Bundesweite Einführung des beruflichen Gymnasiums Ingenieurwissenschaften
Posted by PM-Ersteller - 18/08/26 at 12:08:30 p.m.Der ZBI sieht das berufliche Gymnasium für Ingenieurwissenschaften als Steuerungselement, junge Menschen für ein Ingenieurstudium zu interessieren, sie adäquat auf ein solches Studium vorzubereiten.

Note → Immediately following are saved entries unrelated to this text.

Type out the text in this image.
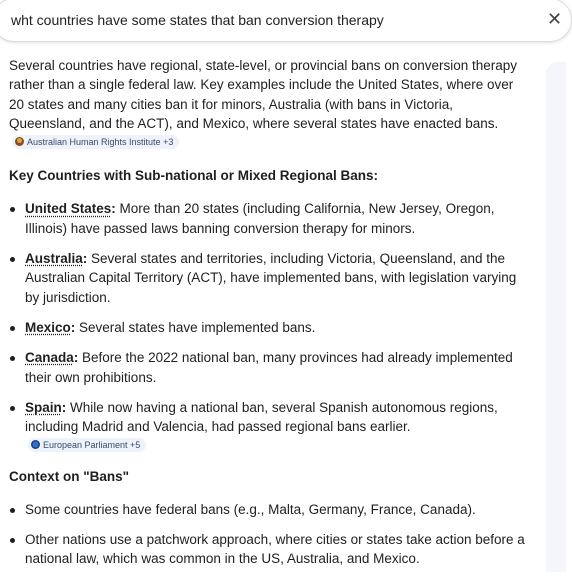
wht countries have some states that ban conversion therapy	✕

Several countries have regional, state-level, or provincial bans on conversion therapy rather than a single federal law. Key examples include the United States, where over 20 states and many cities ban it for minors, Australia (with bans in Victoria, Queensland, and the ACT), and Mexico, where several states have enacted bans.
Australian Human Rights Institute +3

Key Countries with Sub-national or Mixed Regional Bans:
United States: More than 20 states (including California, New Jersey, Oregon, Illinois) have passed laws banning conversion therapy for minors.
Australia: Several states and territories, including Victoria, Queensland, and the Australian Capital Territory (ACT), have implemented bans, with legislation varying by jurisdiction.
Mexico: Several states have implemented bans.
Canada: Before the 2022 national ban, many provinces had already implemented their own prohibitions.
Spain: While now having a national ban, several Spanish autonomous regions, including Madrid and Valencia, had passed regional bans earlier.
European Parliament +5
Context on "Bans"
Some countries have federal bans (e.g., Malta, Germany, France, Canada).
Other nations use a patchwork approach, where cities or states take action before a national law, which was common in the US, Australia, and Mexico.
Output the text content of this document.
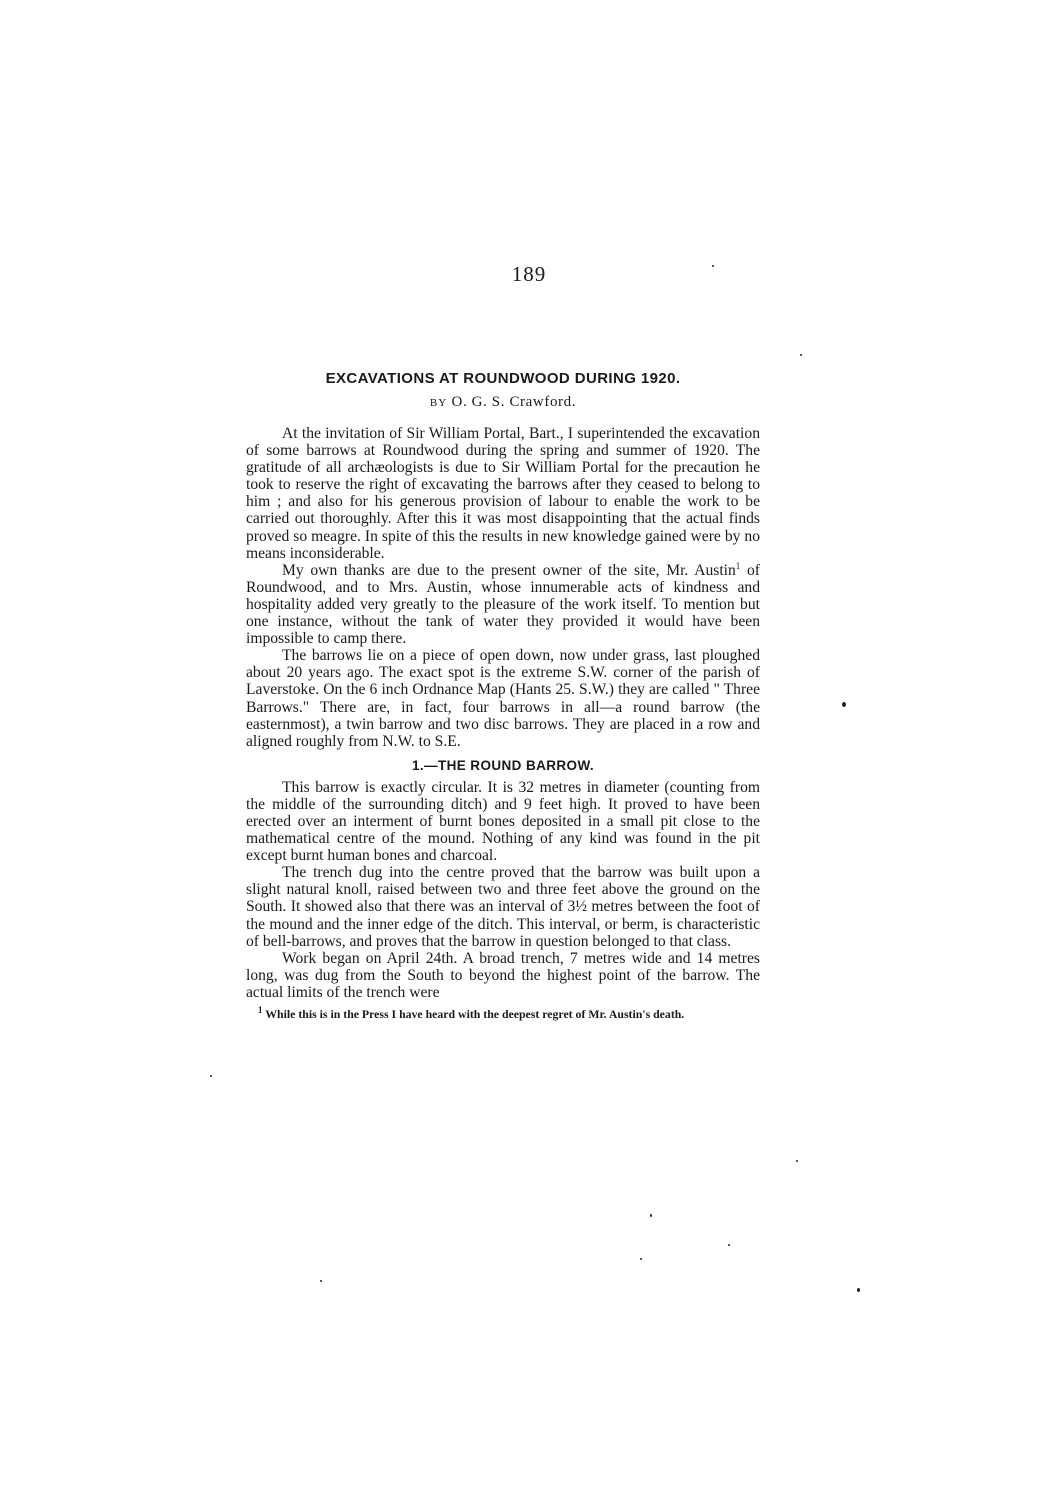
189
EXCAVATIONS AT ROUNDWOOD DURING 1920.
BY O. G. S. Crawford.

At the invitation of Sir William Portal, Bart., I superintended the excavation of some barrows at Roundwood during the spring and summer of 1920. The gratitude of all archæologists is due to Sir William Portal for the precaution he took to reserve the right of excavating the barrows after they ceased to belong to him ; and also for his generous provision of labour to enable the work to be carried out thoroughly. After this it was most disappointing that the actual finds proved so meagre. In spite of this the results in new knowledge gained were by no means inconsiderable.

My own thanks are due to the present owner of the site, Mr. Austin$^1$ of Roundwood, and to Mrs. Austin, whose innumerable acts of kindness and hospitality added very greatly to the pleasure of the work itself. To mention but one instance, without the tank of water they provided it would have been impossible to camp there.

The barrows lie on a piece of open down, now under grass, last ploughed about 20 years ago. The exact spot is the extreme S.W. corner of the parish of Laverstoke. On the 6 inch Ordnance Map (Hants 25. S.W.) they are called " Three Barrows." There are, in fact, four barrows in all—a round barrow (the easternmost), a twin barrow and two disc barrows. They are placed in a row and aligned roughly from N.W. to S.E.

1.—THE ROUND BARROW.

This barrow is exactly circular. It is 32 metres in diameter (counting from the middle of the surrounding ditch) and 9 feet high. It proved to have been erected over an interment of burnt bones deposited in a small pit close to the mathematical centre of the mound. Nothing of any kind was found in the pit except burnt human bones and charcoal.

The trench dug into the centre proved that the barrow was built upon a slight natural knoll, raised between two and three feet above the ground on the South. It showed also that there was an interval of 3½ metres between the foot of the mound and the inner edge of the ditch. This interval, or berm, is characteristic of bell-barrows, and proves that the barrow in question belonged to that class.

Work began on April 24th. A broad trench, 7 metres wide and 14 metres long, was dug from the South to beyond the highest point of the barrow. The actual limits of the trench were

$^1$ While this is in the Press I have heard with the deepest regret of Mr. Austin's death.
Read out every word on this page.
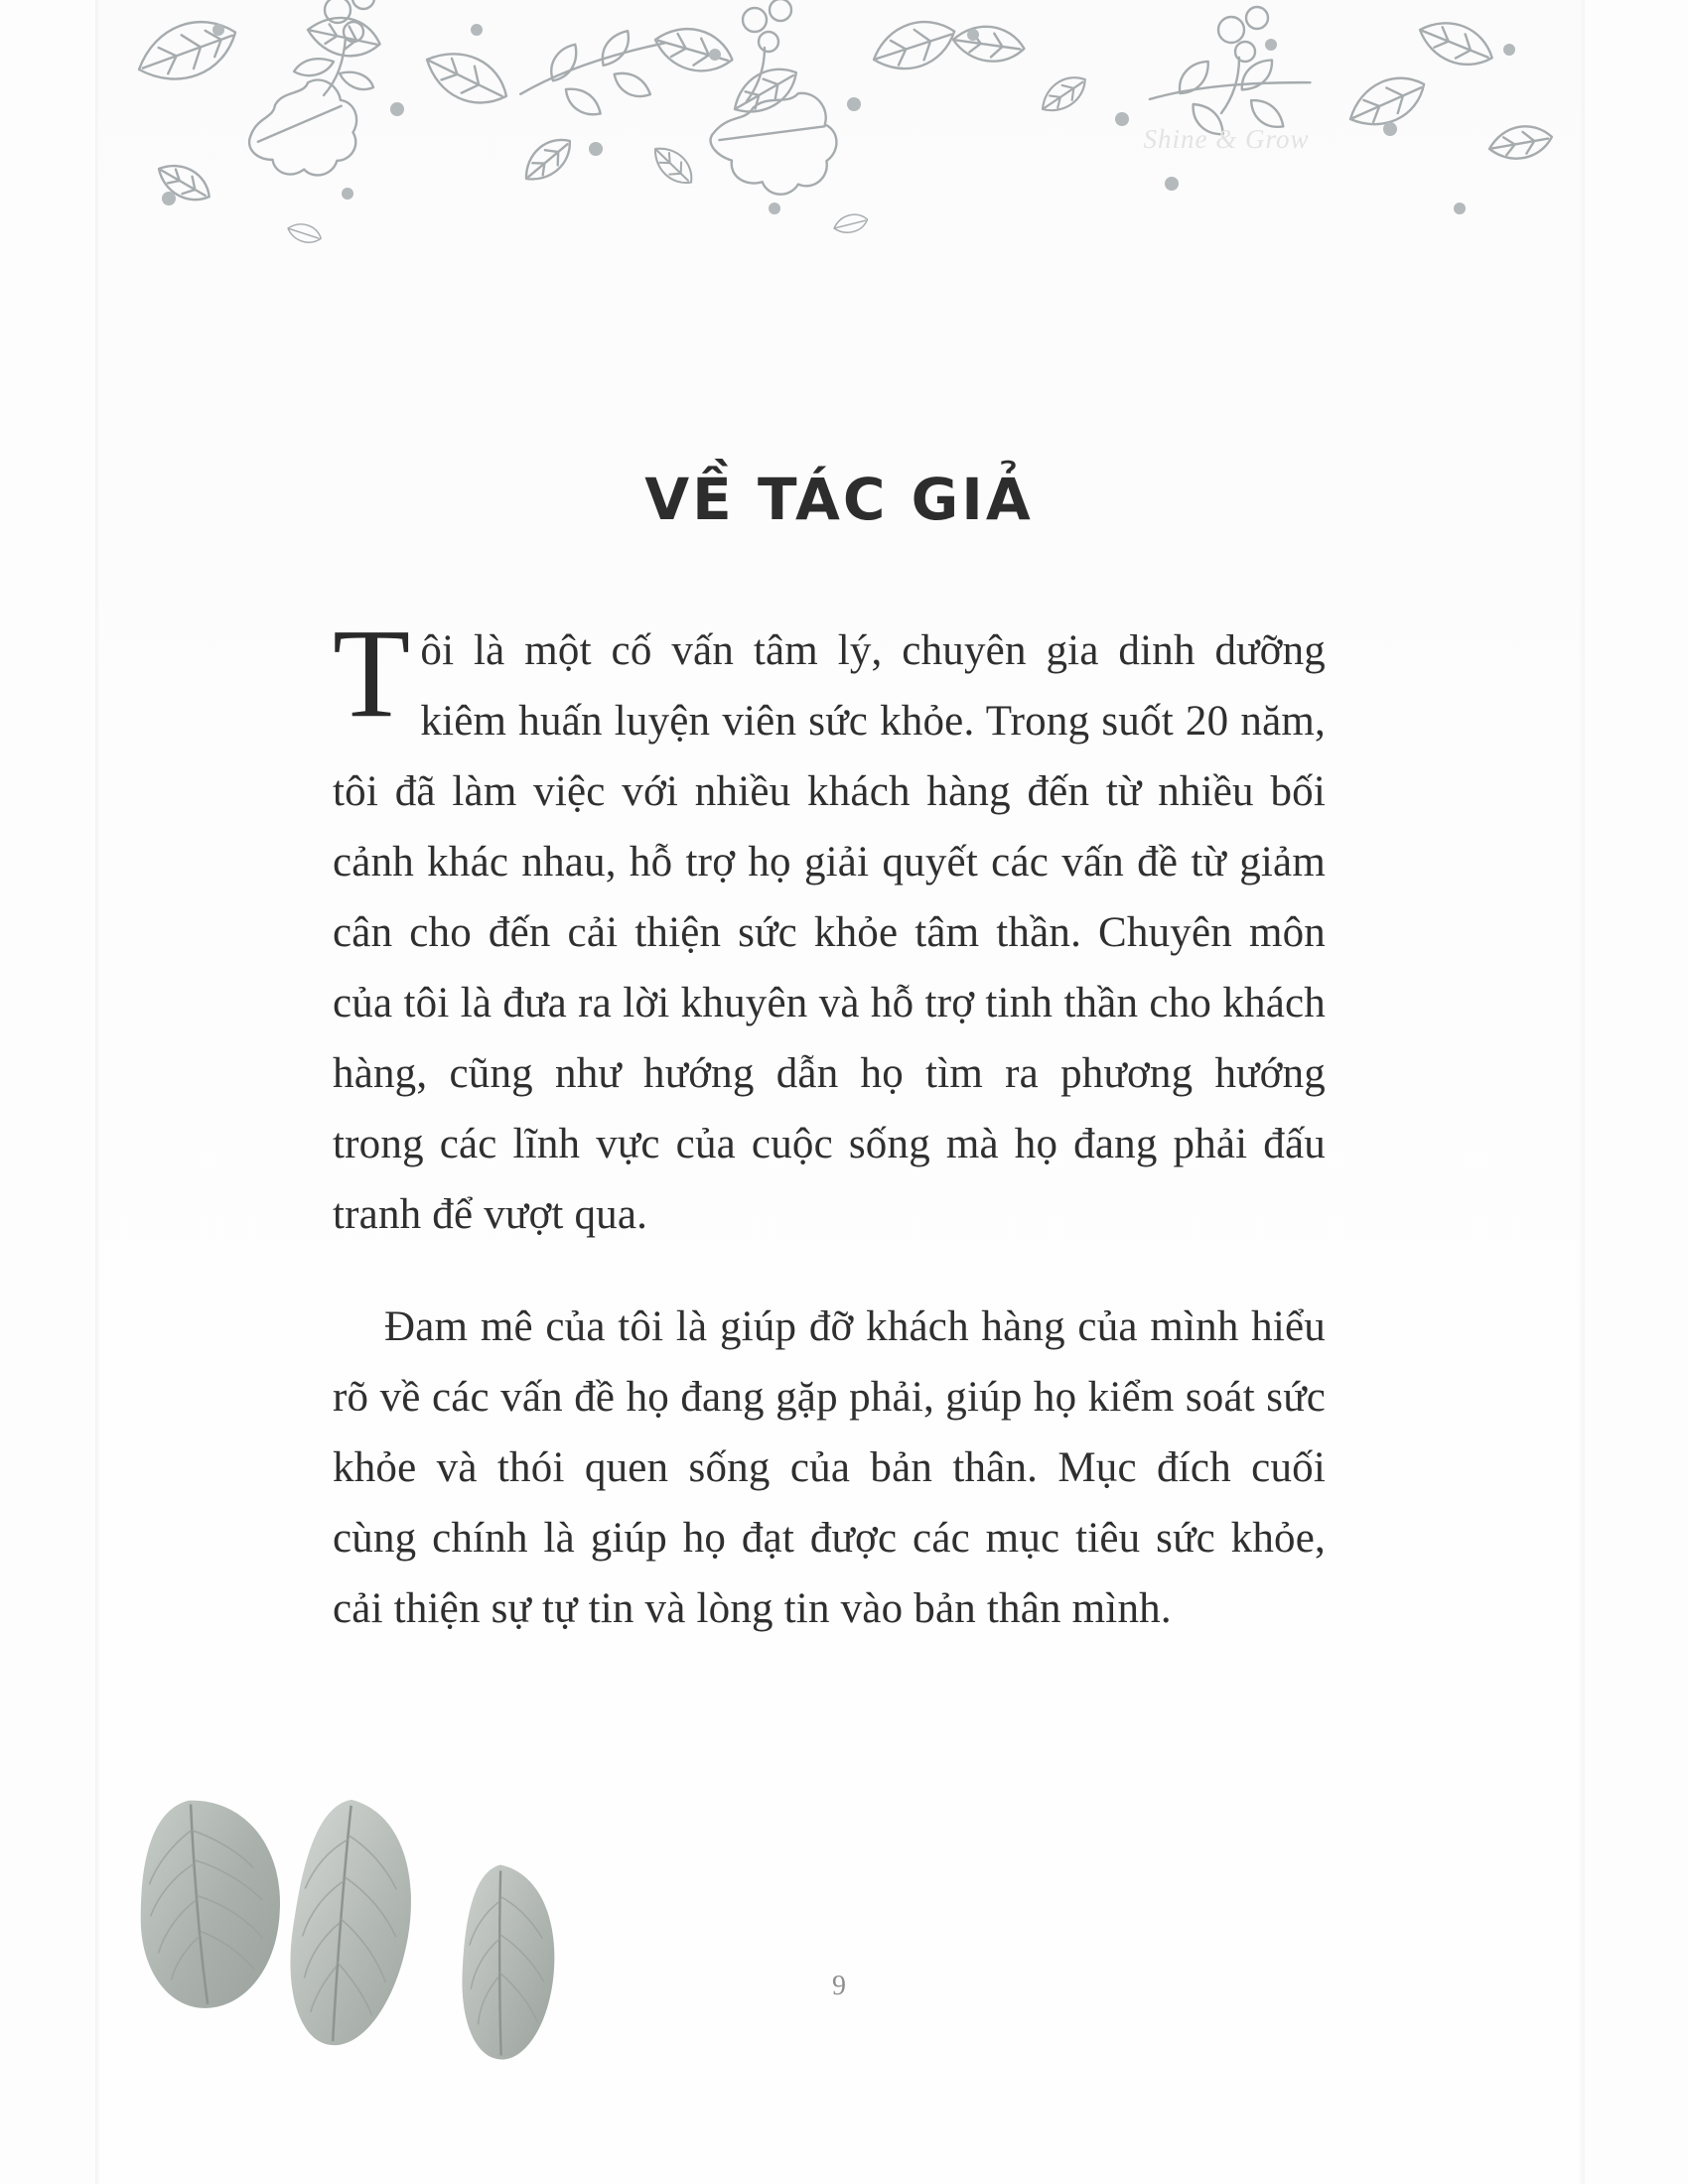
Shine & Grow
VỀ TÁC GIẢ

Tôi là một cố vấn tâm lý, chuyên gia dinh dưỡng kiêm huấn luyện viên sức khỏe. Trong suốt 20 năm, tôi đã làm việc với nhiều khách hàng đến từ nhiều bối cảnh khác nhau, hỗ trợ họ giải quyết các vấn đề từ giảm cân cho đến cải thiện sức khỏe tâm thần. Chuyên môn của tôi là đưa ra lời khuyên và hỗ trợ tinh thần cho khách hàng, cũng như hướng dẫn họ tìm ra phương hướng trong các lĩnh vực của cuộc sống mà họ đang phải đấu tranh để vượt qua.

Đam mê của tôi là giúp đỡ khách hàng của mình hiểu rõ về các vấn đề họ đang gặp phải, giúp họ kiểm soát sức khỏe và thói quen sống của bản thân. Mục đích cuối cùng chính là giúp họ đạt được các mục tiêu sức khỏe, cải thiện sự tự tin và lòng tin vào bản thân mình.

9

Obwohl die offenen Stellen im technischen Arbeitsbereich aufgrund der wirtschaftlichen Lage zurückgegangen sind, besteht weiterhin in einigen Sparten Fachkräfte- und Ingenieurmangel. So weist das Internetportal „INGENIEUR.de“ auf einen akuten Engpass in den Ingenieurberufen Bau, Vermessung, Gebäudetechnik, Architektur hin. In der Energie- und Elektrotechnik besteht ein sehr hoher, in der Maschinen- und Fahrzeugtechnik ein deutlicher Bedarf.
Neben der Förderung der MINT-Fächer in den Schulen, die Voraussetzung für technische Berufe sind, sieht der ZBI das berufliche Gymnasium für Ingenieurwissenschaften als ein Steuerungselement, junge Menschen für ein Ingenieurstudium zu interessieren und sie adäquat auf ein solches Studium vorzubereiten. Diese Schulform gibt es bisher nur in den Ländern Hamburg, Nordrhein-Westfalen und Sachsen-Anhalt sowie seit 2024 auch in Niedersachsen. „Berufliche Gymnasien mit Technikfokus sind ein Schlüssel für mehr Studienerfolg in den Ingenieurwissenschaften – sie bereiten gezielt vor, verbinden Schulwissen mit Praxis und senken so die Abbruchquote,“ unterstreicht Dipl.-Ing. Wilfried Grunau, Präsident des Zentralverbands der Ingenieurvereine (ZBI).
Das berufliche Gymnasium für Ingenieurwissenschaften führt die Schülerinnen und Schüler nach drei Jahren zur Allgemeinen Hochschulreife. Vorteil dieser Ausbildung ist ein Unterricht, der sich inhaltlich am Schwerpunkt Technik und am profilbildenden Fach Ingenieurwissenschaften orientiert, wobei ein fächerverbindendes Lernen gegeben ist. Infolgedessen fordert der ZBI die bundesweite Einführung des beruflichen Gymnasiums Ingenieurwissenschaften.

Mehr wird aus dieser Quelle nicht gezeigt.